Casualties were reported on both sides in the fighting in Sa’ada.
The Saudi offensive has left several hundred Saudis and Yemenis living in camps in Jizan after they fled their villages in Yemen or were evacuated from their Saudi homes.
The UN Children’s Fund (Unicef) said on Friday that 240 villages had reportedly been evacuated and more than 50 schools closed in Saudi Arabia since the conflict erupted. Unicef’s Middle East regional director, Sigrid Kaag, said last week it was “deeply concerned about the escalation of the conflict in northern Yemen”.
Across the border in Yemen, the number of people who have fled the fighting has risen by 25,000, according to Ms Kaag.

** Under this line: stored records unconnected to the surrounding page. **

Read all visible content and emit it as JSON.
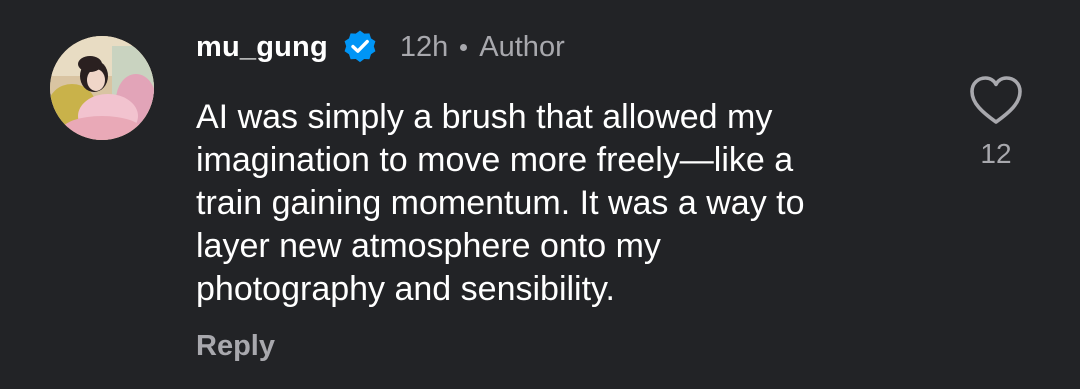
{
  "comment": {
    "username": "mu_gung",
    "verified_icon": "verified-badge-icon",
    "time": "12h",
    "role": "Author",
    "lines": [
      "AI was simply a brush that allowed my",
      "imagination to move more freely—like a",
      "train gaining momentum. It was a way to",
      "layer new atmosphere onto my",
      "photography and sensibility."
    ],
    "reply_label": "Reply",
    "like_icon": "heart-outline-icon",
    "like_count": "12"
  },
  "colors": {
    "background": "#222326",
    "text_primary": "#ffffff",
    "text_secondary": "#a8a8ad",
    "verified_blue": "#0095f6"
  }
}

“The total number of people displaced by the conflict since 2004 has gone up to more than 175,000, from an estimated 150,000 only a few weeks ago,” Ms Kaag said, while malnutrition is reaching “alarming levels” in Yemen.
Hundreds of Saudis were evacuated from scores of villages earlier this month and relocated to camps far from the border as the Saudi forces began operations to flush out the Houthis.
The authorities have pitched 420 tents to accommodate them, the Jizan civil defence chief, Hammud al Hassani, said.
Conditions in the camps are still far from perfect, according to a volunteer who acknowledged that the distribution of blankets and pillows is still erratic because the number of people who have been displaced is still unclear.
Ali Hassan Jrad, 21, moved with his family from their home in the village of Al Maqatba in Jizan to the Ahad-Almasarha camp, home to about 1,000 Saudi evacuees.
“My family and I have been living in a tent, which is not equipped with air conditioning because there is no electricity,” Mr Jrad said.
“We get daily food rations … but some services are lacking in the camp,” he complained.
Ahad-Almasarha camp was set up on a field in a small town of the same name 50km from the border.
Saudi Arabia has a 1,500km border with Yemen, the poorest Arab country, where al Qa’eda has established bases that it has used as a launching pad for cross-border attacks on Saudi targets.
Fighting between Yemeni forces and the rebels first broke out in 2004, and the Yemeni president, Ali Abdullah Saleh, has pledged to crush the rebellion. Last Saturday Mr Saleh insisted he would “never stop this war, no matter how high the financial and human cost”.
The Yemen authorities accuse al Houthis, who are from the Zaidi Shiite sect, of seeking to reinstate the imamate, that ended in a republican revolution in 1962, and of being backed by Shiite Iran.
The rebels deny both claims, and have accused the government of bringing in Saudi warplanes to support the army. They claim the needs of their communities are ignored by a government increasingly allied with Sunni fundamentalists, who consider Shiites heretics. Yemen’s president is himself a Zaidi.